Joe Warne's starting a 140-mile walk to the west side of the state Thursday morning to raise awareness about firefighters coming down with cancer.
There will be brief remarks by township officials at the fire station Thursday morning where Joe Warne is going the extra mile.
He raised thousands of dollars last year to help firefighters pay for cancer treatment and for other causes.
This year, it hits closer to home for him and his colleagues.
"Believe me it’s a job we love," said retired Fire Captain Gary Ross. "You’re not going to stop one firefighter from going in and doing what they need to do. But we’ve got to be aware of the hazards of the job."
Retired Macomb Township Fire Captain Gary Ross knows the job hazards personally, diagnosed with mantle cell lymphoma last year after 27 years on the job.
"I was in a world of hurt, but through the grace of God, the support of my family, and friends and the prayers that I got, I pulled through, and I'm doing fantastic right now," said Ross.
The diagnosis came just weeks after his colleague Joe Warne walked from the fire station to Grand Rapids, 140 miles in full gear to raise awareness about this very, health issue.
"Yeah, it's all the chemicals from the smoke in the buildings, the diesel fumes that we breathe in at the station, the fire retardants in our gear, all starts to soak in and creates havoc to our bodies," said Joe Warne.
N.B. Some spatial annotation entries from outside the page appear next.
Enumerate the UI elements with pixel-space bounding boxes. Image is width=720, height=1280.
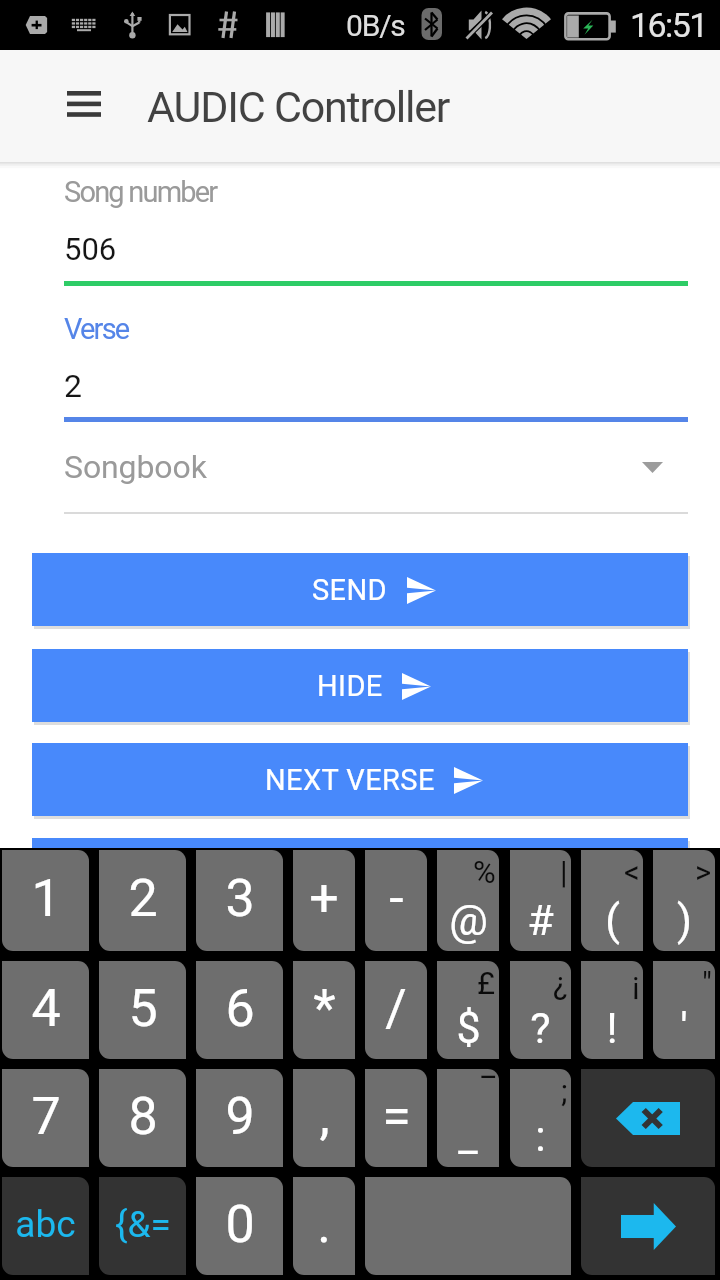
button[interactable]: /	[365, 961, 427, 1059]
staticText: ,	[319, 1086, 330, 1147]
staticText: Songbook	[64, 448, 207, 486]
button[interactable]: 4	[2, 961, 89, 1059]
button[interactable]: PREVIOUS VERSE	[32, 838, 688, 911]
staticText: %	[473, 854, 496, 890]
staticText: "	[702, 965, 712, 1001]
staticText: AUDIC Controller	[147, 82, 450, 132]
staticText: )	[677, 895, 692, 945]
staticText: #	[527, 895, 554, 945]
button[interactable]: Open navigation menu	[62, 84, 106, 128]
button[interactable]: {&=	[99, 1177, 186, 1275]
button[interactable]	[365, 1177, 571, 1275]
button[interactable]: <	[581, 850, 643, 951]
staticText: 506	[64, 231, 117, 267]
button[interactable]: Select songbook	[632, 446, 676, 490]
staticText: HIDE	[317, 669, 383, 703]
button[interactable]: 2	[99, 850, 186, 951]
button[interactable]: £	[437, 961, 499, 1059]
button[interactable]: >	[653, 850, 715, 951]
button[interactable]: ¿	[510, 961, 571, 1059]
staticText: @	[449, 895, 488, 945]
staticText: ¡	[632, 965, 640, 1001]
staticText: .	[317, 1194, 331, 1255]
staticText: Verse	[64, 312, 129, 346]
staticText: _	[458, 1111, 478, 1161]
button[interactable]: 9	[196, 1069, 283, 1167]
button[interactable]: ‾	[437, 1069, 499, 1167]
button[interactable]: =	[365, 1069, 427, 1167]
button[interactable]: 7	[2, 1069, 89, 1167]
button[interactable]: Backspace	[581, 1069, 715, 1167]
staticText: 3	[225, 868, 255, 929]
button[interactable]: "	[653, 961, 715, 1059]
staticText: 16:51	[630, 5, 707, 45]
staticText: *	[313, 978, 336, 1039]
staticText: +	[309, 868, 339, 929]
staticText: SEND	[312, 573, 388, 607]
staticText: {&=	[115, 1203, 171, 1246]
button[interactable]: 6	[196, 961, 283, 1059]
staticText: 1	[31, 868, 61, 929]
staticText: $	[456, 1003, 481, 1053]
staticText: 7	[31, 1086, 61, 1147]
button[interactable]: HIDE	[32, 649, 688, 722]
staticText: Song number	[64, 175, 217, 209]
staticText: 2	[128, 868, 158, 929]
staticText: :	[535, 1111, 546, 1161]
staticText: <	[624, 854, 640, 890]
button[interactable]: abc	[2, 1177, 89, 1275]
staticText: 4	[31, 978, 61, 1039]
button[interactable]: %	[437, 850, 499, 951]
staticText: ¿	[553, 965, 568, 1001]
button[interactable]: ;	[510, 1069, 571, 1167]
button[interactable]: 3	[196, 850, 283, 951]
button[interactable]: 1	[2, 850, 89, 951]
button[interactable]: 8	[99, 1069, 186, 1167]
button[interactable]: |	[510, 850, 571, 951]
staticText: |	[560, 854, 568, 890]
staticText: >	[695, 854, 712, 890]
button[interactable]: ,	[293, 1069, 355, 1167]
staticText: /	[385, 978, 407, 1039]
staticText: £	[477, 965, 496, 1001]
staticText: PREVIOUS VERSE	[233, 858, 468, 892]
staticText: ?	[530, 1003, 551, 1053]
staticText: (	[605, 895, 620, 945]
staticText: =	[382, 1086, 411, 1147]
staticText: 6	[225, 978, 255, 1039]
button[interactable]: -	[365, 850, 427, 951]
button[interactable]: SEND	[32, 553, 688, 626]
staticText: abc	[15, 1203, 76, 1246]
staticText: -	[389, 868, 404, 929]
button[interactable]: NEXT VERSE	[32, 743, 688, 816]
staticText: 0B/s	[346, 8, 405, 43]
button[interactable]: Enter	[581, 1177, 715, 1275]
button[interactable]: ¡	[581, 961, 643, 1059]
staticText: ;	[561, 1073, 568, 1109]
staticText: 5	[128, 978, 158, 1039]
staticText: 8	[128, 1086, 158, 1147]
button[interactable]: 5	[99, 961, 186, 1059]
staticText: ‾	[481, 1073, 496, 1109]
staticText: 9	[225, 1086, 255, 1147]
staticText: 2	[64, 367, 82, 405]
staticText: NEXT VERSE	[265, 763, 435, 797]
staticText: 0	[225, 1194, 255, 1255]
staticText: '	[680, 1003, 688, 1053]
button[interactable]: 0	[196, 1177, 283, 1275]
button[interactable]: +	[293, 850, 355, 951]
button[interactable]: .	[293, 1177, 355, 1275]
button[interactable]: *	[293, 961, 355, 1059]
staticText: !	[606, 1003, 618, 1053]
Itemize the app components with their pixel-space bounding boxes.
He says the walk was going to be one and done, but Ross's story encouraged him to set out again. This year, he'll be walking in honor of at least six area firefighters diagnosed with cancer in the past year.
“It was a great experience. I’m going to do it with him again this year, and it’s a good cause," said firefighter Kevin Leeder. "So anybody that can donate to the cause to help firefighters it’s real good.”
“He trained for it, and he did it and he’s an inspiration to all of us," Vince Pozzuoli, another firefighter. "And to the community. You know they support him tremendously.”
Raising awareness and thousands of dollars for people who put their lives on the line daily is Warne's commitment.
"The next four days all you're going to see is love, support, everybody come out and show their love for their first responders," said Warne. "It's amazing."
The walk starts around 7:30 a.m. after some brief remarks.